Significance. If the empirical gains hold under scrutiny and the MFEA/FASA modules generalize without dataset-specific retuning or frequency artifacts, the work would provide a practical demonstration of leveraging VFMs for geometric gap bridging in CVGL, potentially enabling more efficient adaptation with reduced compute while maintaining or improving retrieval accuracy.
major comments (2)
- [§3.2] §3.2 (FASA module description): The frequency-domain modulation and adaptive aggregation of patch tokens is asserted to enhance local structure without introducing misalignments or artifacts under extreme viewpoint/scale shifts, but no analysis, visualizations, or ablation on frequency parameter sensitivity is referenced to confirm this; this is load-bearing for the central claim that FASA reliably bridges geometric gaps.
- [§4] §4 (Experiments): The SOTA claims and 'low training costs' plus 'generalization capabilities' assertions rest on results from only University-1652 and SUES-200; no cross-dataset transfer experiments (e.g., training on one and testing on another without retuning MFEA/FASA hyperparameters) or checks for degradation on other cross-view pairs are described, weakening support for the generalization claim.
minor comments (2)
- [Abstract] Abstract and §1: The phrasing 'significantly improving the CVGL performance' and 'significant advantages' is repeated without immediate quantitative anchors; consider adding a brief reference to the reported metrics (e.g., recall@1 gains) for clarity.
- [§3] Notation in §3: The description of MFEA's multi-level dilated convolutions and FASA's frequency modulation would benefit from an explicit equation or diagram label for the aggregation step to aid reproducibility.
Simulated Author's Rebuttal
Thank you for reviewing our manuscript and providing valuable feedback. We appreciate the referee's recognition of the potential of our BGG framework. We address the major comments point-by-point below, proposing revisions where necessary to strengthen the paper.

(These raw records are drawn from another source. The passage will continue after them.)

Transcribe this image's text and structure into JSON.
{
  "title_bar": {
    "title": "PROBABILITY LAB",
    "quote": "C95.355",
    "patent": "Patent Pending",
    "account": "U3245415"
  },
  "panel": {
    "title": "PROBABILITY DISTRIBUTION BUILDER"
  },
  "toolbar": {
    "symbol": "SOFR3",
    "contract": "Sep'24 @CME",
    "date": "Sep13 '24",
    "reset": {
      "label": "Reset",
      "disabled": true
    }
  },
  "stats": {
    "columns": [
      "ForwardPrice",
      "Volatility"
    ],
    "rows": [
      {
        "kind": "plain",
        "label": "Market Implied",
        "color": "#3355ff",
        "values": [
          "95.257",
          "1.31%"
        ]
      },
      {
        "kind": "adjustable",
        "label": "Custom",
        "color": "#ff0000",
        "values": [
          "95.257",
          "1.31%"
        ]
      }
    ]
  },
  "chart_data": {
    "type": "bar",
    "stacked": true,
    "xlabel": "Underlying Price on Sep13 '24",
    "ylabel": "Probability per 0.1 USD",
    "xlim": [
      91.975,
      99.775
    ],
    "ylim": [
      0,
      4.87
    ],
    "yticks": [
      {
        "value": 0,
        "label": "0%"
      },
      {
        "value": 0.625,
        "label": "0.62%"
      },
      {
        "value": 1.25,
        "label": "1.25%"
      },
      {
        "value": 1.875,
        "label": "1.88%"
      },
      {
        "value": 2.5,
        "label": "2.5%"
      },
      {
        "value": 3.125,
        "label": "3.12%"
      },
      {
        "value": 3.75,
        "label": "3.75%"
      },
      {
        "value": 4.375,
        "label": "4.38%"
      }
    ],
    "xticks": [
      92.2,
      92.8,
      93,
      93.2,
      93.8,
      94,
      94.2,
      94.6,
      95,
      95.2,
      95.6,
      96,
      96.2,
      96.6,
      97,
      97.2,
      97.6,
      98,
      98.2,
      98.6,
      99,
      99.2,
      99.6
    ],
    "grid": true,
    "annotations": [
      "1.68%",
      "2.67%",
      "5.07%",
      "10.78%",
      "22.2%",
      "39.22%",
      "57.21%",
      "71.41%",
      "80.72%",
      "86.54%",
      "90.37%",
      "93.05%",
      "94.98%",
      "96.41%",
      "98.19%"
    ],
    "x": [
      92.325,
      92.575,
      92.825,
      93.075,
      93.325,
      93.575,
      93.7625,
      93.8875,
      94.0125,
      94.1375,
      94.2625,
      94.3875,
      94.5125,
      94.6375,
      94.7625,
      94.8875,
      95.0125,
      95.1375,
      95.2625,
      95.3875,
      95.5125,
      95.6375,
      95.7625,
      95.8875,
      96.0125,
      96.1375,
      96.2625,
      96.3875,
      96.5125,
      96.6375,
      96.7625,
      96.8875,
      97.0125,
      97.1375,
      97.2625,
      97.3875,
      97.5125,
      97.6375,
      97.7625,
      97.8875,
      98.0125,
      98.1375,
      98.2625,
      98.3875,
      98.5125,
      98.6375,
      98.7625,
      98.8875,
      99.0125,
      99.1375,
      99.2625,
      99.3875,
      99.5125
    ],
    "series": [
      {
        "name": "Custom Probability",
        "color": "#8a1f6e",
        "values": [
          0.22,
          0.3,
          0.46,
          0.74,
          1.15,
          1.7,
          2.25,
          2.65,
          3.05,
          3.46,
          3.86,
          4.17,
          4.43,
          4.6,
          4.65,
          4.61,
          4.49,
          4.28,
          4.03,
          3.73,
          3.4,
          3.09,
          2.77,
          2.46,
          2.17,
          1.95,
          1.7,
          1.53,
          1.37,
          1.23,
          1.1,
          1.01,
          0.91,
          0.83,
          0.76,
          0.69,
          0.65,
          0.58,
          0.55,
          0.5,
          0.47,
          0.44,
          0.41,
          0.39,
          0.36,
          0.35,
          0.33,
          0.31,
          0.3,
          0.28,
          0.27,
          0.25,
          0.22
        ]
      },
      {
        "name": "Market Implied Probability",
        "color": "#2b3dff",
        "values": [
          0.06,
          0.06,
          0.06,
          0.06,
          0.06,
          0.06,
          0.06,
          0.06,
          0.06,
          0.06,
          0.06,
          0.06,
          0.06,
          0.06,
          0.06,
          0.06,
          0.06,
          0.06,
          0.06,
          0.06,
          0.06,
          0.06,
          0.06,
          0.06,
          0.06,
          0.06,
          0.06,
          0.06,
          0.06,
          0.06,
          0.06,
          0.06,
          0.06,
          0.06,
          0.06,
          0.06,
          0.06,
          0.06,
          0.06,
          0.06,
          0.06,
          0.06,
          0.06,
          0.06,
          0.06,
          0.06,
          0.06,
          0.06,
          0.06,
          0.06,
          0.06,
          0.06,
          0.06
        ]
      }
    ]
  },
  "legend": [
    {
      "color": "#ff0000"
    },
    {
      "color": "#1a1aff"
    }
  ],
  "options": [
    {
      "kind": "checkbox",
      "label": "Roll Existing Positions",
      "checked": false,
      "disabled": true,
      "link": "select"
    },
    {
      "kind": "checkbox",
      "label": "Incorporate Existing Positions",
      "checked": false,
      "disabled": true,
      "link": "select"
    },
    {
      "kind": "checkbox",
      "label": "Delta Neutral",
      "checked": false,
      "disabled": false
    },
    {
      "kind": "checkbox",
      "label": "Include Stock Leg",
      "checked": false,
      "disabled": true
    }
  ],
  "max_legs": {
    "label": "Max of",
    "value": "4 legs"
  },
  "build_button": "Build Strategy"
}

read point-by-point responses
-
Referee: [§3.2] §3.2 (FASA module description): The frequency-domain modulation and adaptive aggregation of patch tokens is asserted to enhance local structure without introducing misalignments or artifacts under extreme viewpoint/scale shifts, but no analysis, visualizations, or ablation on frequency parameter sensitivity is referenced to confirm this; this is load-bearing for the central claim that FASA reliably bridges geometric gaps.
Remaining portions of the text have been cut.